Je concevais d’ailleurs que, dans toute nation, les paroles et l’écriture ne signifiaient quelque chose que par un accord purement arbitraire entre les personnes du même pays, et que partout il avait fallu des signes qui donnassent aux paroles, comme à l’écriture, et à l’écriture aussi parfaitement qu’aux paroles, la vertu de rappeler à l’esprit les idées des choses, dont on avait prononcé ou écrit, écrit ou prononcé les noms, en les montrant par quelque signe des yeux ou de la main.

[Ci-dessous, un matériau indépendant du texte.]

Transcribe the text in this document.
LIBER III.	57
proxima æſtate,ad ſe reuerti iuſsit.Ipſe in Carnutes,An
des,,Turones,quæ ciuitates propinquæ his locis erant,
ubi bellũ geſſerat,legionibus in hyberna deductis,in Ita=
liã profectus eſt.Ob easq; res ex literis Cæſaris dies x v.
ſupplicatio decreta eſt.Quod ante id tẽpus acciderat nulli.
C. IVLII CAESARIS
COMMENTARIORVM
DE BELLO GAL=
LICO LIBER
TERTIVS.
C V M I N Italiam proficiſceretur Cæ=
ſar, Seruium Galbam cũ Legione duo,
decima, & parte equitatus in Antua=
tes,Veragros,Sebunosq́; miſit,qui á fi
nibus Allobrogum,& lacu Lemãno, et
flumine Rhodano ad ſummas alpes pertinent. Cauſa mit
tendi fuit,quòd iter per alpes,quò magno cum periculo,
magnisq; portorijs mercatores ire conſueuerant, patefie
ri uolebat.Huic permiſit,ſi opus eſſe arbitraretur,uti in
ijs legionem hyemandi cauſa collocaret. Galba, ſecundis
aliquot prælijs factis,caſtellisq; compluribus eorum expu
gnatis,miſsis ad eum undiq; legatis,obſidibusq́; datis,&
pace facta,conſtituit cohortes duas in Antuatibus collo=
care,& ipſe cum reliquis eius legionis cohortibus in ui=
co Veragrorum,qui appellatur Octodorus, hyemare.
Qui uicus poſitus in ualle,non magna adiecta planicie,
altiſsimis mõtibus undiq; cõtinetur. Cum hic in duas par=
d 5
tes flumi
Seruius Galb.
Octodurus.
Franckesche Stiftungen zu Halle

Plein de ces principes, fondés sur une exacte métaphysique, je commençai l’instruction de mes deux élèves, et je reconnus bientôt qu’un sourd-muet, guidé par un bon maître, est un spectateur attentif qui se donne à lui-même (ipse sibi tradit spectator) le nombre et l’arrangement des lettres d’un mot qu’on lui présente, et qu’il le retient mieux que les autres enfans, tant qu’ils ne les ont pas entendus répéter par un usage quotidien.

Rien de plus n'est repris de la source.